Weirdly, the part of the book I most remember sharing in this besotted state was a harrowing passage about a third-place beauty pageant winner who’d eaten too much pork and had an unlikely adverse reaction. “She was throwing herself around the gurney and shouting for help—evidently not fully conscious…” And later, “The pattern of blotch and pallor involved every visible inch of body and was much deeper in its purplishness than I had ever encountered, except on the freshly dead.” I read it to my fiancé as we lay on a futon on the floor of his apartment, and we both shrieked in horror and fascination. He got everything.
The second he asked me to go with him to London, abandoning my cats to the mercy of a stranger and giving up my two-bedroom Brooklyn floor-through with working fireplace for only a thousand dollars a month and blowing my nascent publishing career out the window, I said, “Let’s go!” One lesson I’d gleaned from living in Thailand was that everything would be there when I got back. And until then, who cared? There was only time with him and the time until I would next be with him; I could hardly see where I was going.
Just a week before, my colleague Charlotte had given notice too. Her husband, a banker, was being relocated to London. With both of us leaving him in the lurch in the span of a month to cross the Atlantic, Jack looked like he didn’t know what hit him.
So what? I was in love! Other people’s suffering was of no consequence; everything would surely make its way to a happy ending. Within weeks I was living in Tony Blair’s New Britannia, spending my days walking and biking around the city, sitting on park benches reading English literature and eating curry takeaway. We Chunneled to Paris for a weekend so I could show him off to the Mathieus for their approval. “Très beau,” Carole and Bertrand agreed. “But you need to do something about his French.” At night, he and I lay in bed reading Down and Out in Paris and London, first he, then I, then both of us reading sections aloud to each other, laughing, grimacing, commiserating, fans of everything Orwell and seemingly everything else, perfectly in sync.

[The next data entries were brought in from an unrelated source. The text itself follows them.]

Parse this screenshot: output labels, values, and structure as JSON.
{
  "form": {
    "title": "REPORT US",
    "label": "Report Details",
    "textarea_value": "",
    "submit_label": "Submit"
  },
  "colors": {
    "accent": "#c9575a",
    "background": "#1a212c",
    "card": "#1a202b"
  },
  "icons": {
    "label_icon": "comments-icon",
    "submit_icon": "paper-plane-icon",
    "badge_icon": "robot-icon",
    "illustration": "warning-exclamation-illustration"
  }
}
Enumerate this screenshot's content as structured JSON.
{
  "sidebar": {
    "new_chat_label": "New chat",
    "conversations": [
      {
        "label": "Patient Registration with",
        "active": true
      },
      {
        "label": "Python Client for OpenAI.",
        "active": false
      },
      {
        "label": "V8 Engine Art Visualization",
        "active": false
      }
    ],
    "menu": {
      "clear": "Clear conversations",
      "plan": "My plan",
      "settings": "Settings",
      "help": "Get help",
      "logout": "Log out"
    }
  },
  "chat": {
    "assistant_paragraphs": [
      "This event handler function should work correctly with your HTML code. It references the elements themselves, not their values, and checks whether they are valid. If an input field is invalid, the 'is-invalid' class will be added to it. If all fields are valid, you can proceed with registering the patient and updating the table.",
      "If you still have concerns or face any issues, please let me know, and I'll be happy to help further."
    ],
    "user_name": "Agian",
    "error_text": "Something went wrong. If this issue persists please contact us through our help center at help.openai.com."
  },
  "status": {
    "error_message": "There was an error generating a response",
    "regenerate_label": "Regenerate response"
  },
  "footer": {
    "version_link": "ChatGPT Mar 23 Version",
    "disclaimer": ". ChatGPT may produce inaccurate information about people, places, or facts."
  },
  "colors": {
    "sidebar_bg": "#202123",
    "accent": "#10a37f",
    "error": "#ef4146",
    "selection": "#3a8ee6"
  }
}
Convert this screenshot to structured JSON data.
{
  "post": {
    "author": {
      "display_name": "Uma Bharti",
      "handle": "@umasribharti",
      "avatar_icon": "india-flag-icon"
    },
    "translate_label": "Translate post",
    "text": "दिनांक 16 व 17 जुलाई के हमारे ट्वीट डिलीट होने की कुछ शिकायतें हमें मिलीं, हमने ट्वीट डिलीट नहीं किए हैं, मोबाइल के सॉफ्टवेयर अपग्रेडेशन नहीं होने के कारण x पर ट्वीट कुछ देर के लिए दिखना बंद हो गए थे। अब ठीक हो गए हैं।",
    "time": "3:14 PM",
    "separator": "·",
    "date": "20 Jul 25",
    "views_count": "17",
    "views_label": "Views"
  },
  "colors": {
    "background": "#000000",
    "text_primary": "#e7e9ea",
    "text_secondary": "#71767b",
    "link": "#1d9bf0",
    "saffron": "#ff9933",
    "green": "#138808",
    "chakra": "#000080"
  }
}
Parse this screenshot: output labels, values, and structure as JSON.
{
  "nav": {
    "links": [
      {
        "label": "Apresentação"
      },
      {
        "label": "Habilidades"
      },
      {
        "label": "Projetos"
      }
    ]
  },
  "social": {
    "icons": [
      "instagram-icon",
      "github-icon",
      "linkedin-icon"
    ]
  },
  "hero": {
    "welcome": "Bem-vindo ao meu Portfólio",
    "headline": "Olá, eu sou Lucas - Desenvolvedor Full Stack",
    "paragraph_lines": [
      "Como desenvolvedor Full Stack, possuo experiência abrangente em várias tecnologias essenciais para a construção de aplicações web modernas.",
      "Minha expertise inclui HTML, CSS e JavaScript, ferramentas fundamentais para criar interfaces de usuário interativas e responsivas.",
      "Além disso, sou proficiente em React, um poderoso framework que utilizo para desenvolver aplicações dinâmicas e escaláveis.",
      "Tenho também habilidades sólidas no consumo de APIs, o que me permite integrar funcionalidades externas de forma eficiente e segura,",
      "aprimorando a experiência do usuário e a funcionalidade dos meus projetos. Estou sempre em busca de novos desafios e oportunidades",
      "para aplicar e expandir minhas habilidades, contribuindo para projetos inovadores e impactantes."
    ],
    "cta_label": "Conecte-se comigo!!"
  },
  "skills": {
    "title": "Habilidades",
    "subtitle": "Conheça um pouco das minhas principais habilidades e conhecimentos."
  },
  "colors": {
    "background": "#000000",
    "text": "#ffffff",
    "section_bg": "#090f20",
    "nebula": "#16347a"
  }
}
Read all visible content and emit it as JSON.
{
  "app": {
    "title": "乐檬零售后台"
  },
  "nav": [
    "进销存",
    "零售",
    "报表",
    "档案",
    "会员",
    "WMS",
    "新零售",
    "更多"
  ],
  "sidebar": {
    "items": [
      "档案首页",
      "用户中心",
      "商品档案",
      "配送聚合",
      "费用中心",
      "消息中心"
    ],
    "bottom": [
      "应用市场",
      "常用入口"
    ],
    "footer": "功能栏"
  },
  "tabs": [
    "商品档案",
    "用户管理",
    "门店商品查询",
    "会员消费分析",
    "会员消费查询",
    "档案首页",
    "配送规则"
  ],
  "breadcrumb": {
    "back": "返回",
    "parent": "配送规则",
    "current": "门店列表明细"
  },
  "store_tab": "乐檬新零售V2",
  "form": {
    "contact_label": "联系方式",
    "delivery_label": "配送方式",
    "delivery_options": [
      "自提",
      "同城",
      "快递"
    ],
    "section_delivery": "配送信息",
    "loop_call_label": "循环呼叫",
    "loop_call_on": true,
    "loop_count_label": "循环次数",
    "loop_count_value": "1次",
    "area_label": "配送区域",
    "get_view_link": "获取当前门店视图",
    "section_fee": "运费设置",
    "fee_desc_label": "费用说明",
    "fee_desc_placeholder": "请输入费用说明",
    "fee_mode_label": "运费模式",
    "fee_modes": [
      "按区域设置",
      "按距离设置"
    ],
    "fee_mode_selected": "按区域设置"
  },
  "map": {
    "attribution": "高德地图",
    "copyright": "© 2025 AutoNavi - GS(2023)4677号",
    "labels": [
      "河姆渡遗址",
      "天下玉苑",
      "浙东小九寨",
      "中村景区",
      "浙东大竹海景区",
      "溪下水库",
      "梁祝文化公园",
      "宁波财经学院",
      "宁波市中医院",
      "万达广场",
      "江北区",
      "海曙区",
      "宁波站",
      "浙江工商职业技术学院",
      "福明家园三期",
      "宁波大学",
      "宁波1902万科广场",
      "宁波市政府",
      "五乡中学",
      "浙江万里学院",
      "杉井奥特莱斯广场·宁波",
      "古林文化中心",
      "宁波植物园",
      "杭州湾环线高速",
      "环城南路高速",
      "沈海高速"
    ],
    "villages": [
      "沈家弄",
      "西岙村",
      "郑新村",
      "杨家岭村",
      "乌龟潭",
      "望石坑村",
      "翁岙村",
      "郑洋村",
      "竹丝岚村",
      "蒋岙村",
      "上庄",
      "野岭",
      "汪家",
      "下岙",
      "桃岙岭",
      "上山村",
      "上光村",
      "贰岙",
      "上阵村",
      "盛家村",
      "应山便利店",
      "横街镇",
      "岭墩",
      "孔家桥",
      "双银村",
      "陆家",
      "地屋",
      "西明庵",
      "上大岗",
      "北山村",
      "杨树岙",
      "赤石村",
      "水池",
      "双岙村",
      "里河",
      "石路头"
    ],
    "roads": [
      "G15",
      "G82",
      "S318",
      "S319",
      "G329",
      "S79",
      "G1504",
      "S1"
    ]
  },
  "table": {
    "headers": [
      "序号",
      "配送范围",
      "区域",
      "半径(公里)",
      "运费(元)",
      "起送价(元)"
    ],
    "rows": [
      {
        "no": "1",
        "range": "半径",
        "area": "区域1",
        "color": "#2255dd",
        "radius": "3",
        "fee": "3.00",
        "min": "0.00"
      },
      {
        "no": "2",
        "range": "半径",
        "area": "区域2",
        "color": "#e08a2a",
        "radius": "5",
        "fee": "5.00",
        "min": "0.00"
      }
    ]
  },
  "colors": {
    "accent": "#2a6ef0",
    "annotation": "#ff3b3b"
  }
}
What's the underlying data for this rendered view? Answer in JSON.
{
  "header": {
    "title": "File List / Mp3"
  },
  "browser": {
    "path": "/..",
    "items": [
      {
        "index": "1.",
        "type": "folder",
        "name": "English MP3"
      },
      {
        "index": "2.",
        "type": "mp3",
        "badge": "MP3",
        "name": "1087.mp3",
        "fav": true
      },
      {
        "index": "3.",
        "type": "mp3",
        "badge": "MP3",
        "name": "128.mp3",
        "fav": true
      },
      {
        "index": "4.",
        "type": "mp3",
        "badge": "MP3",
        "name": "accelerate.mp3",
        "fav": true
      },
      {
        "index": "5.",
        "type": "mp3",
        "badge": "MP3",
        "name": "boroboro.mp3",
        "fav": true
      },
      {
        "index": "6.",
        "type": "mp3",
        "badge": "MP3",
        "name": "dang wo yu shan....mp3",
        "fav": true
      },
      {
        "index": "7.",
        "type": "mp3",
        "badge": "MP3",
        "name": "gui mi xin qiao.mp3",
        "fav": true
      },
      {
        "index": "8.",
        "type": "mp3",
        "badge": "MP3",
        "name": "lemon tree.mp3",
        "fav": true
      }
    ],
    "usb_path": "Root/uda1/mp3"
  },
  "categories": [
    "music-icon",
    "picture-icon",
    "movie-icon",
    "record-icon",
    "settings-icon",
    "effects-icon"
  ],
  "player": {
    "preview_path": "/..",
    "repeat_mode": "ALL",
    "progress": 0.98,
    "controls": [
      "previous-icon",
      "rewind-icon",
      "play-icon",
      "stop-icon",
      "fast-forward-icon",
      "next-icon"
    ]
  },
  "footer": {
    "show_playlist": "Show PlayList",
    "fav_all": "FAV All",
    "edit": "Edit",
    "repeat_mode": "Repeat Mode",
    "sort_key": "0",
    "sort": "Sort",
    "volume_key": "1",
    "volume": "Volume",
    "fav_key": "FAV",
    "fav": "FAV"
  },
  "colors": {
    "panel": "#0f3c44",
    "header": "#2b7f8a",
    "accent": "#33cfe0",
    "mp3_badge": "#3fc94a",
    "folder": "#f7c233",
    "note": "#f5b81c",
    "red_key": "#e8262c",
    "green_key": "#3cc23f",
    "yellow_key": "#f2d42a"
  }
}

At night, we curled up on the sofa in our little duplex in Fulham (London being far more affordable then), just across the bridge from Putney, which would later figure so vividly in Hilary Mantel’s novel Wolf Hall. We’d turn off the overhead, light a few candles, and play audiobooks—Heart of Darkness and The Hobbit—on a small portable stereo, pretending we were in an earlier radio age, listening to serialized stories in the dark. He didn’t object to audiobooks being entered in Bob.
We loved stories about the perfidy of man and gusty adventures at sea. Melville and Conrad were our cornerstones: Billy Budd, Sailor and the sinister treachery and vengeance of Benito Cereno. We took turns reading Lord Jim. I told him about my favorite Conrad story, “The Secret Sharer,” and my dream of one day writing a screenplay adaptation, and he took me seriously. He introduced me to Darkness at Noon, and on his recommendation I read Angle of Repose, and we bonded over the cold, enclosed prisons of Stalin’s gulag and the hard, spare plains of Wallace Stegner’s American West.